Anti-Israel Protest at Yale Turns Violent, Anti-American
“He stabbed me in the eye with a Palestinian flag”
A Yale Jewish student, Sahar Tartak, was “jabbed in the eye with a flag pole,” last night in a confrontation with anti-Israel protesters, the Jerusalem Post reported. On Friday night, at the same anti-Israel encampment at Beinecke Plaza, students cheered in celebration as they removed an American flag, according to a video circulating on Instagram. The same anti-Israel protest obstructed an entryway to Yale’s Schwarzman Center with a Palestinian flag, in apparent violation of college rules.
Until this weekend, Yale has largely avoided being grouped with the University of Pennsylvania, Columbia, Harvard, and MIT as among the universities that have struggled worst in navigating anti-Israel activism. Yale, like Harvard, has so far been reluctant to ask police to arrest or remove disruptive anti-Israel protesters. In contrast, university administrations at Vanderbilt, Dartmouth, Brown, the University of Massachusetts, Brandeis, and Columbia have all called in police to make arrests, clear campus spaces, or issue summonses.
“Tonight at Yale, I was assaulted by a student today at an anti-Israel protest. He stabbed me in the eye with a Palestinian flag. Now I’m in the hospital. This is what happens when visibly Jewish students try to attend and document these rallies,” Tartak posted on X.
The spectacle of the anti-Israel students erupting in celebration as the American flag was removed underscored a conceptual point that has surfaced elsewhere, too, about an overlap of anti-Israel and anti-American sentiments.
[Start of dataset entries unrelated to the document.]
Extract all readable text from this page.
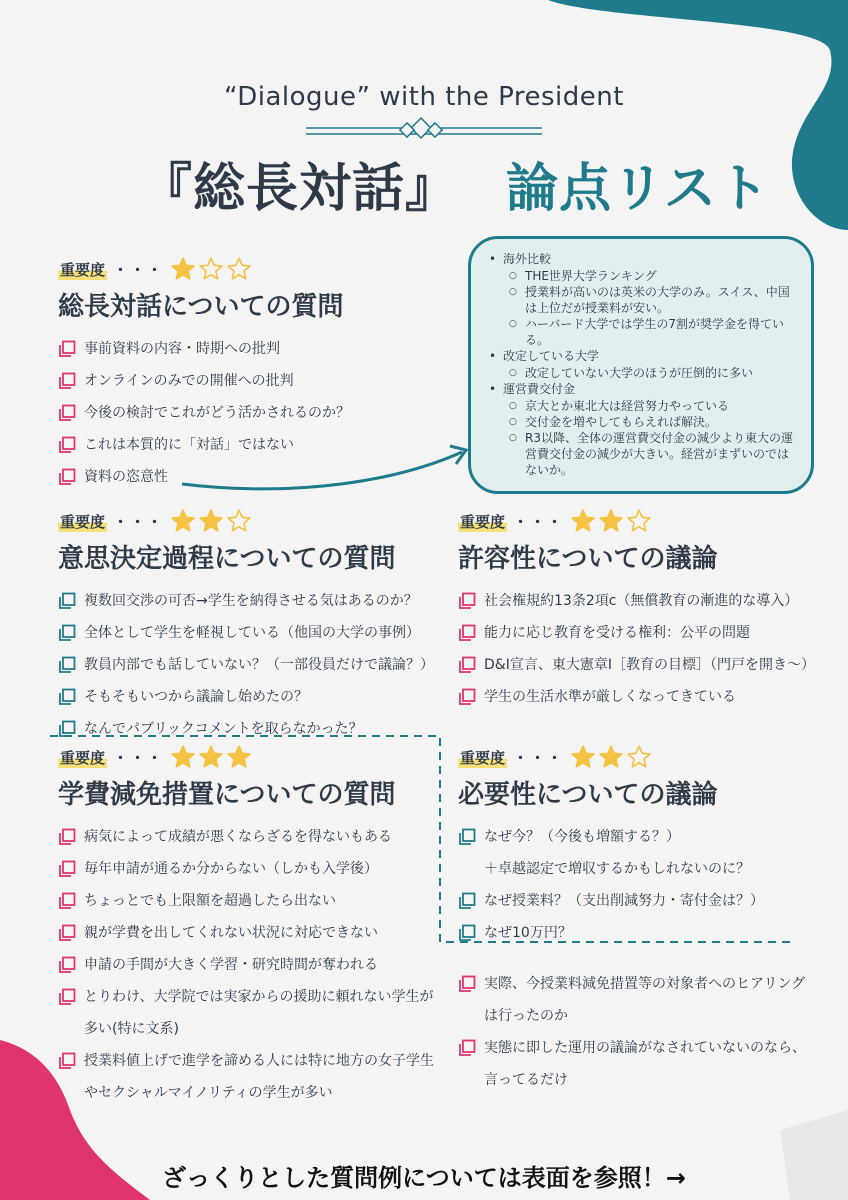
“Dialogue” with the President
『総長対話』 論点リスト
重要度 ・・・
総長対話についての質問
事前資料の内容・時期への批判
オンラインのみでの開催への批判
今後の検討でこれがどう活かされるのか？
これは本質的に「対話」ではない
資料の恣意性
• 海外比較
○ THE世界大学ランキング
○ 授業料が高いのは英米の大学のみ。スイス、中国は上位だが授業料が安い。
○ ハーバード大学では学生の7割が奨学金を得ている。
• 改定している大学
○ 改定していない大学のほうが圧倒的に多い
• 運営費交付金
○ 京大とか東北大は経営努力やっている
○ 交付金を増やしてもらえれば解決。
○ R3以降、全体の運営費交付金の減少より東大の運営費交付金の減少が大きい。経営がまずいのではないか。
重要度 ・・・
意思決定過程についての質問
複数回交渉の可否→学生を納得させる気はあるのか？
全体として学生を軽視している（他国の大学の事例）
教員内部でも話していない？（一部役員だけで議論？）
そもそもいつから議論し始めたの？
なんでパブリックコメントを取らなかった？
重要度 ・・・
許容性についての議論
社会権規約13条2項c（無償教育の漸進的な導入）
能力に応じ教育を受ける権利：公平の問題
D&I宣言、東大憲章Ⅰ［教育の目標］（門戸を開き～）
学生の生活水準が厳しくなってきている
重要度 ・・・
学費減免措置についての質問
病気によって成績が悪くならざるを得ないもある
毎年申請が通るか分からない（しかも入学後）
ちょっとでも上限額を超過したら出ない
親が学費を出してくれない状況に対応できない
申請の手間が大きく学習・研究時間が奪われる
とりわけ、大学院では実家からの援助に頼れない学生が
多い(特に文系)
授業料値上げで進学を諦める人には特に地方の女子学生
やセクシャルマイノリティの学生が多い
重要度 ・・・
必要性についての議論
なぜ今？（今後も増額する？）
＋卓越認定で増収するかもしれないのに？
なぜ授業料？（支出削減努力・寄付金は？）
なぜ10万円？
実際、今授業料減免措置等の対象者へのヒアリング
は行ったのか
実態に即した運用の議論がなされていないのなら、
言ってるだけ
ざっくりとした質問例については表面を参照！→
The Yale Daily News reported “the action to take down the flag was not sanctioned by the student coalition that organized the bulk of Friday’s demonstrations, an organizer told the News.” The News also reported that last night some students with an American flag and a speaker playing the national anthem showed up at the encampment, apparently to rebuke their peers.
“Aaron Schorr ’24, a member of the group, told the News that the students were ‘concerned with the desecration of the American flag,’” the News reported.
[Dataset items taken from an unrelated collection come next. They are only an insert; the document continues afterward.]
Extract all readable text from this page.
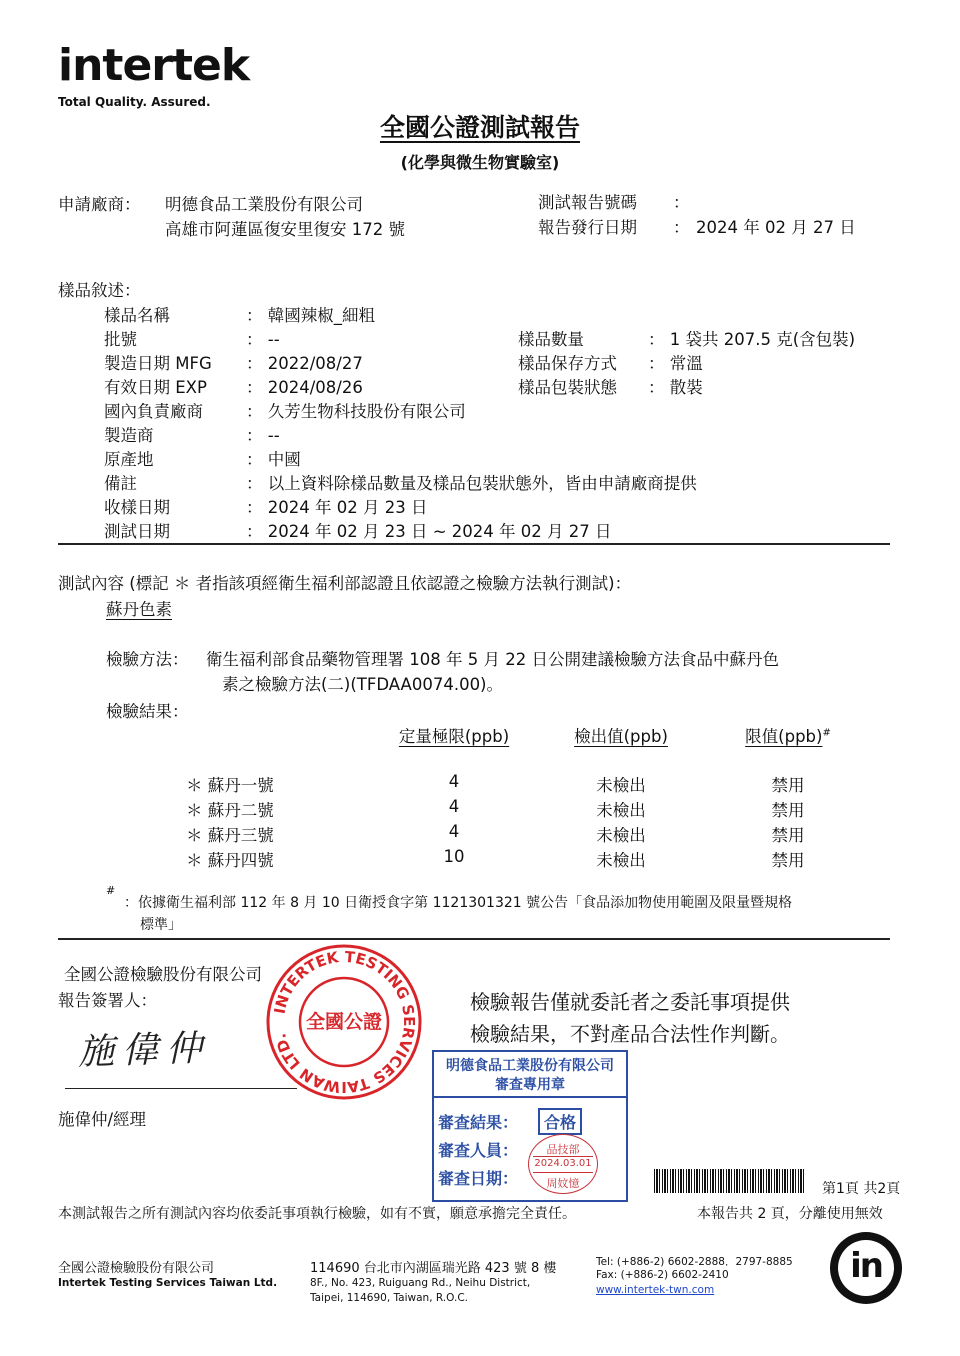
intertek
Total Quality. Assured.
全國公證測試報告
(化學與微生物實驗室)
申請廠商： 明德食品工業股份有限公司
高雄市阿蓮區復安里復安 172 號
測試報告號碼 ：
報告發行日期 ： 2024 年 02 月 27 日
樣品敘述：
樣品名稱	： 韓國辣椒_細粗
批號	： --
製造日期 MFG ： 2022/08/27
有效日期 EXP ： 2024/08/26
國內負責廠商	： 久芳生物科技股份有限公司
製造商	： --
原產地	： 中國
備註	： 以上資料除樣品數量及樣品包裝狀態外，皆由申請廠商提供
收樣日期	： 2024 年 02 月 23 日
測試日期	： 2024 年 02 月 23 日 ~ 2024 年 02 月 27 日
樣品數量	： 1 袋共 207.5 克(含包裝)
樣品保存方式 ： 常溫
樣品包裝狀態 ： 散裝
測試內容 (標記 ＊ 者指該項經衛生福利部認證且依認證之檢驗方法執行測試)：
蘇丹色素
檢驗方法： 衛生福利部食品藥物管理署 108 年 5 月 22 日公開建議檢驗方法食品中蘇丹色
素之檢驗方法(二)(TFDAA0074.00)。
檢驗結果：
定量極限(ppb)	檢出值(ppb)	限值(ppb)#
＊ 蘇丹一號	4	未檢出	禁用
＊ 蘇丹二號	4	未檢出	禁用
＊ 蘇丹三號	4	未檢出	禁用
＊ 蘇丹四號	10	未檢出	禁用
#
：依據衛生福利部 112 年 8 月 10 日衛授食字第 1121301321 號公告「食品添加物使用範圍及限量暨規格
標準」
全國公證檢驗股份有限公司
報告簽署人：
施偉仲
施偉仲/經理
檢驗報告僅就委託者之委託事項提供
檢驗結果，不對產品合法性作判斷。
INTERTEK TESTING SERVICES TAIWAN LTD.
全國公證
明德食品工業股份有限公司
審查專用章
審查結果：	合格
審查人員：
審查日期：
品技部
2024.03.01
周妏憶	第1頁 共2頁
本測試報告之所有測試內容均依委託事項執行檢驗，如有不實，願意承擔完全責任。	本報告共 2 頁，分離使用無效
全國公證檢驗股份有限公司
Intertek Testing Services Taiwan Ltd.
114690 台北市內湖區瑞光路 423 號 8 樓
8F., No. 423, Ruiguang Rd., Neihu District,
Taipei, 114690, Taiwan, R.O.C.
Tel: (+886-2) 6602-2888．2797-8885
Fax: (+886-2) 6602-2410
www.intertek-twn.com
in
A video recently posted by Columbia student Lishi Baker shows anti-Israel protesters shouting, “Death to America” and reacting with hostility to visitors holding American flags.
“If anyone thinks the efforts against Israel and against America are separate, they are mistaken,” Kira Berman, a Yale junior and the president of Yale Friends of Israel, told me.
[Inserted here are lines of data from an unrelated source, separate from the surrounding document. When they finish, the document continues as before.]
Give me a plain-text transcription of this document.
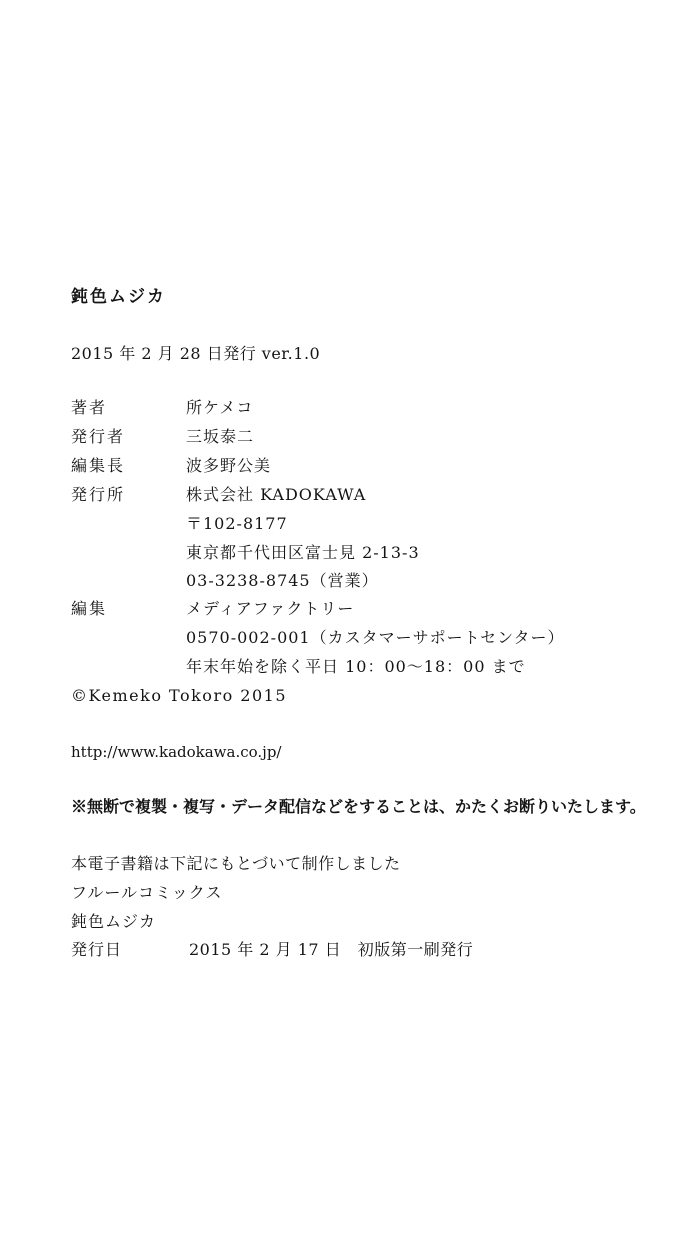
鈍色ムジカ
2015 年 2 月 28 日発行 ver.1.0
著者	所ケメコ
発行者	三坂泰二
編集長	波多野公美
発行所	株式会社 KADOKAWA
〒102-8177
東京都千代田区富士見 2-13-3
03-3238-8745（営業）
編集	メディアファクトリー
0570-002-001（カスタマーサポートセンター）
年末年始を除く平日 10：00～18：00 まで
©Kemeko Tokoro 2015
http://www.kadokawa.co.jp/
※無断で複製・複写・データ配信などをすることは、かたくお断りいたします。
本電子書籍は下記にもとづいて制作しました
フルールコミックス
鈍色ムジカ
発行日	2015 年 2 月 17 日　初版第一刷発行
I was in New Haven earlier this year and visited the Yale art museum, where one of the first works I saw was Dread Scott’s “Imagine a World Without America,” a map of the world without the United States. The explanatory text alongside the art in the gallery says the work “challenges the idea of ‘American patriotism as a unifying value.’”
At the time I shrugged it off as typical art world wokeness and not that significant. After all, the museum also included classic portraits of George Washington and John Trumbull’s painting of the signing of the Declaration of Independence. Yet it is noteworthy that the key demand of the student protesters isn’t only that the Yale endowment divest from Israel but that it divest from the defense industry that makes arms to protect Ukraine and America.
It’s easy to get disheartened by the state of the campuses. At Yale the bright spots are students like Tartak, Berman, and Schorr who understand the issues and what is at stake. If these institutions are salvageable, they will be saved one at a time by students showing up, singing the national anthem, and defending the American flag.
These things happen when there is no true leadership at our learning institutions and our nation as a whole. Tragic. Protesters who don’t like America can leave and go where it’s better.